MYTH: These organizations “donate” (read: givefree) the wigs they make for children suffering from cancer.

REALITY: Again, the organizations mentioned above do not make such a claim directly on their website; this is something of an urban legend. In fact, most wigs go to adult recipients suffering from alopecia; but regardless of who uses them, they are paying good money. To investigate this, I downloaded a “request” form from the LoL website. The potential recipient must complete a W-2 form and other proof of income, and the price of the wig is determined by financial means (in other words, it is sold on a sliding scale).

other organization, “Children’s Wigs”In fact, he donates the wigs, all to children under the age of 18 who are undergoing chemotherapy. Families of patients are never charged. If you’re determined to donate your hair to help cancer patients, I encourage you to consider “Kids Wigs” instead of “Love Locks” (I haven’t fully researched them and don’t know if they are 501(c) — this is purely based on the information on their website).

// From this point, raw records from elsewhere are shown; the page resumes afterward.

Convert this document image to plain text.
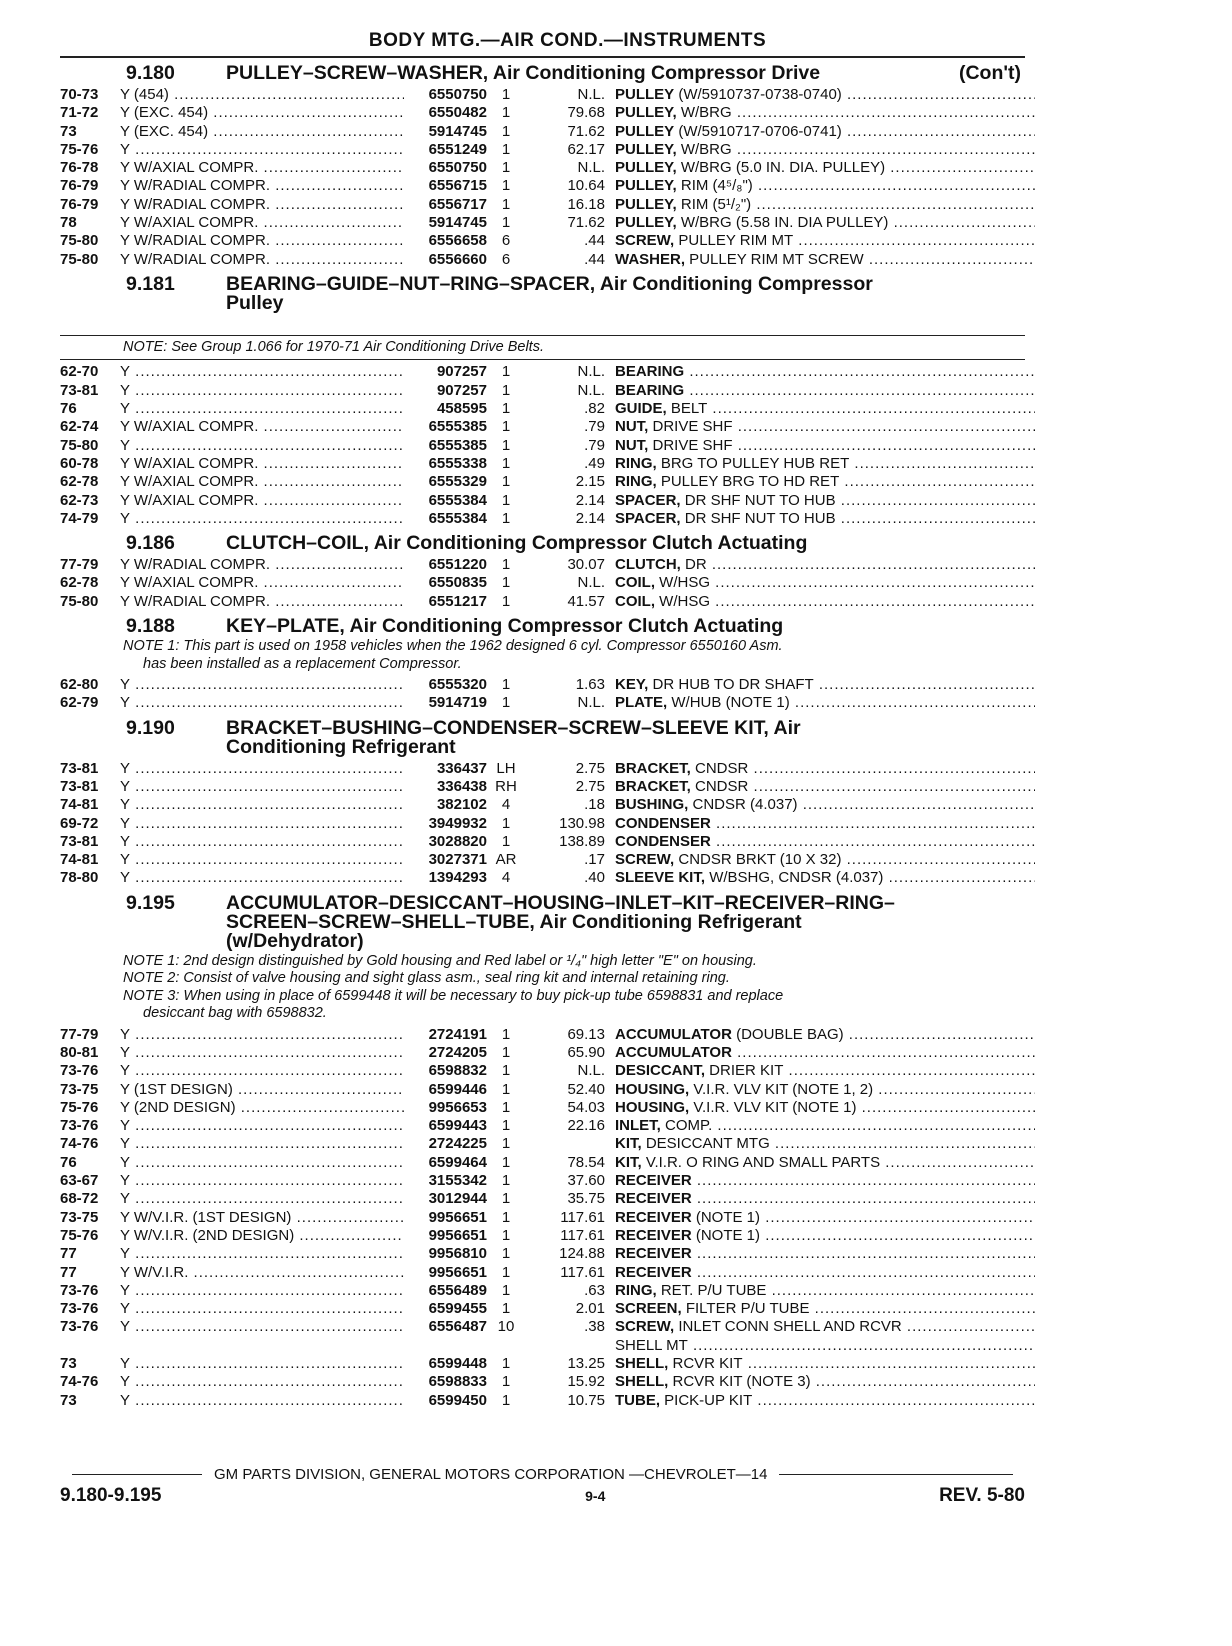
BODY MTG.—AIR COND.—INSTRUMENTS
9.180	PULLEY–SCREW–WASHER, Air Conditioning Compressor Drive	(Con't)
70-73	Y (454) .....	6550750 1	N.L. PULLEY (W/5910737-0738-0740) .....
71-72	Y (EXC. 454) .....	6550482 1	79.68 PULLEY, W/BRG .....
73	Y (EXC. 454) .....	5914745 1	71.62 PULLEY (W/5910717-0706-0741) .....
75-76	Y .....	6551249 1	62.17 PULLEY, W/BRG .....
76-78	Y W/AXIAL COMPR. .....	6550750 1	N.L. PULLEY, W/BRG (5.0 IN. DIA. PULLEY) .....
76-79	Y W/RADIAL COMPR. .....	6556715 1	10.64 PULLEY, RIM (4⁵/₈") .....
76-79	Y W/RADIAL COMPR. .....	6556717 1	16.18 PULLEY, RIM (5¹/₂") .....
78	Y W/AXIAL COMPR. .....	5914745 1	71.62 PULLEY, W/BRG (5.58 IN. DIA PULLEY) .....
75-80	Y W/RADIAL COMPR. .....	6556658 6	.44 SCREW, PULLEY RIM MT .....
75-80	Y W/RADIAL COMPR. .....	6556660 6	.44 WASHER, PULLEY RIM MT SCREW .....
9.181	BEARING–GUIDE–NUT–RING–SPACER, Air Conditioning Compressor
Pulley
NOTE: See Group 1.066 for 1970-71 Air Conditioning Drive Belts.
62-70	Y .....	907257 1	N.L. BEARING .....
73-81	Y .....	907257 1	N.L. BEARING .....
76	Y .....	458595 1	.82 GUIDE, BELT .....
62-74	Y W/AXIAL COMPR. .....	6555385 1	.79 NUT, DRIVE SHF .....
75-80	Y .....	6555385 1	.79 NUT, DRIVE SHF .....
60-78	Y W/AXIAL COMPR. .....	6555338 1	.49 RING, BRG TO PULLEY HUB RET .....
62-78	Y W/AXIAL COMPR. .....	6555329 1	2.15 RING, PULLEY BRG TO HD RET .....
62-73	Y W/AXIAL COMPR. .....	6555384 1	2.14 SPACER, DR SHF NUT TO HUB .....
74-79	Y .....	6555384 1	2.14 SPACER, DR SHF NUT TO HUB .....
9.186	CLUTCH–COIL, Air Conditioning Compressor Clutch Actuating
77-79	Y W/RADIAL COMPR. .....	6551220 1	30.07 CLUTCH, DR .....
62-78	Y W/AXIAL COMPR. .....	6550835 1	N.L. COIL, W/HSG .....
75-80	Y W/RADIAL COMPR. .....	6551217 1	41.57 COIL, W/HSG .....
9.188	KEY–PLATE, Air Conditioning Compressor Clutch Actuating
NOTE 1: This part is used on 1958 vehicles when the 1962 designed 6 cyl. Compressor 6550160 Asm.
has been installed as a replacement Compressor.
62-80	Y .....	6555320 1	1.63 KEY, DR HUB TO DR SHAFT .....
62-79	Y .....	5914719 1	N.L. PLATE, W/HUB (NOTE 1) .....
9.190	BRACKET–BUSHING–CONDENSER–SCREW–SLEEVE KIT, Air
Conditioning Refrigerant
73-81	Y .....	336437 LH	2.75 BRACKET, CNDSR .....
73-81	Y .....	336438 RH	2.75 BRACKET, CNDSR .....
74-81	Y .....	382102 4	.18 BUSHING, CNDSR (4.037) .....
69-72	Y .....	3949932 1	130.98 CONDENSER .....
73-81	Y .....	3028820 1	138.89 CONDENSER .....
74-81	Y .....	3027371 AR	.17 SCREW, CNDSR BRKT (10 X 32) .....
78-80	Y .....	1394293 4	.40 SLEEVE KIT, W/BSHG, CNDSR (4.037) .....
9.195	ACCUMULATOR–DESICCANT–HOUSING–INLET–KIT–RECEIVER–RING–
SCREEN–SCREW–SHELL–TUBE, Air Conditioning Refrigerant
(w/Dehydrator)
NOTE 1: 2nd design distinguished by Gold housing and Red label or ¹/₄" high letter "E" on housing.
NOTE 2: Consist of valve housing and sight glass asm., seal ring kit and internal retaining ring.
NOTE 3: When using in place of 6599448 it will be necessary to buy pick-up tube 6598831 and replace
desiccant bag with 6598832.
77-79	Y .....	2724191 1	69.13 ACCUMULATOR (DOUBLE BAG) .....
80-81	Y .....	2724205 1	65.90 ACCUMULATOR .....
73-76	Y .....	6598832 1	N.L. DESICCANT, DRIER KIT .....
73-75	Y (1ST DESIGN) .....	6599446 1	52.40 HOUSING, V.I.R. VLV KIT (NOTE 1, 2) .....
75-76	Y (2ND DESIGN) .....	9956653 1	54.03 HOUSING, V.I.R. VLV KIT (NOTE 1) .....
73-76	Y .....	6599443 1	22.16 INLET, COMP. .....
74-76	Y .....	2724225 1	KIT, DESICCANT MTG .....
76	Y .....	6599464 1	78.54 KIT, V.I.R. O RING AND SMALL PARTS .....
63-67	Y .....	3155342 1	37.60 RECEIVER .....
68-72	Y .....	3012944 1	35.75 RECEIVER .....
73-75	Y W/V.I.R. (1ST DESIGN) .....	9956651 1	117.61 RECEIVER (NOTE 1) .....
75-76	Y W/V.I.R. (2ND DESIGN) .....	9956651 1	117.61 RECEIVER (NOTE 1) .....
77	Y .....	9956810 1	124.88 RECEIVER .....
77	Y W/V.I.R. .....	9956651 1	117.61 RECEIVER .....
73-76	Y .....	6556489 1	.63 RING, RET. P/U TUBE .....
73-76	Y .....	6599455 1	2.01 SCREEN, FILTER P/U TUBE .....
73-76	Y .....	6556487 10	.38 SCREW, INLET CONN SHELL AND RCVR .....
SHELL MT .....
73	Y .....	6599448 1	13.25 SHELL, RCVR KIT .....
74-76	Y .....	6598833 1	15.92 SHELL, RCVR KIT (NOTE 3) .....
73	Y .....	6599450 1	10.75 TUBE, PICK-UP KIT .....
GM PARTS DIVISION, GENERAL MOTORS CORPORATION —CHEVROLET—14
9.180-9.195	9-4	REV. 5-80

It seems irresponsible, at best, for organizations like Pantene and Locks of Love to let industry donors and individuals believe they are contributing to a charitable cause, when in fact they are lining the pockets of these organizations. Smart marketing implies, but does not explicitly state, these claims. This participation shapes the public image of organizations, while also keeping them legally clear. While not exactly “false advertising,” such tactics play on the compassion of good-hearted women who genuinely want to help someone. Be conscious; do your research before donating anything; and then make sure an end user is In fact being helped!